6 thoughts on “Chicago Style Workout 23: Hyphens, Part 3b

  1. This is a minor (and perhaps humorous) note. In the email that gets sent out to the mailing list,I finally discovered that the titles of these quizzes are hyperlinks, (In the past, I would scan the whole email, find a link to everything else—underlined—and finally give up before hunting for the quiz at the site itself.)

    Today was the first time that I said to myself, “This is ridiculous! Surely, they must provide a hyperlink somewhere . . .” I finally hovered my mouse pointer over the title of the quiz itself and watched it change to a pointing hand.

    I don’t know if any others have found this, but I would strongly suggest linking, and underlining, the running text entry for the current quiz—”Hyphens, Part 3b” in this case. Or, if it’s not possible to separate the formatting between the email and the web page itself, then at least have the title be a blue and underlined hyperlink to itself. (It would be redundant for the web page, but, I think, more than made up for in easing the frustration of those like me when looking at the email.)

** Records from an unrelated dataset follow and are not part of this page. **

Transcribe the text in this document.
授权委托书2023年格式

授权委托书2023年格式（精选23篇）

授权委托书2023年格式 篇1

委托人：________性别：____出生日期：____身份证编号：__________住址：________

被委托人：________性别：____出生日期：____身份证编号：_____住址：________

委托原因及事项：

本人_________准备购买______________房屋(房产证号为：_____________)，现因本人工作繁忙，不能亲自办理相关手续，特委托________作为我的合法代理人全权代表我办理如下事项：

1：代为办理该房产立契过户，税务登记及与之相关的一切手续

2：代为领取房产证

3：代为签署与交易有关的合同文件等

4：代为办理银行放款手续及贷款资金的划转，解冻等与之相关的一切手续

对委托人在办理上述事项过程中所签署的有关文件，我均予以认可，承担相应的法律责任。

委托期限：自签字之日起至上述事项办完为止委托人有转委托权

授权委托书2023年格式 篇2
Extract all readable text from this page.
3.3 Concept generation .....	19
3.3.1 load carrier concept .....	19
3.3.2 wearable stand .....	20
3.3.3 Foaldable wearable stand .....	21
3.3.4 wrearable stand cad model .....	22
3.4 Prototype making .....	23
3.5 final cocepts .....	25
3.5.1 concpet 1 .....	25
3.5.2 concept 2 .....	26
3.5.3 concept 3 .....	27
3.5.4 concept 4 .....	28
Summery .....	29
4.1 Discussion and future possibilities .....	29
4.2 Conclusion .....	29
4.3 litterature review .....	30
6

    • Thanks so much for this feedback! We aren’t able to duplicate your experience here, but we’ll see if we can figure out a way to put more links into the email, even if we have to spell one out. The formatting seems to vary among devices and browsers and email clients; feel free to let us know where you’re viewing the emails and whether you have the same experience on a different device. We appreciate it!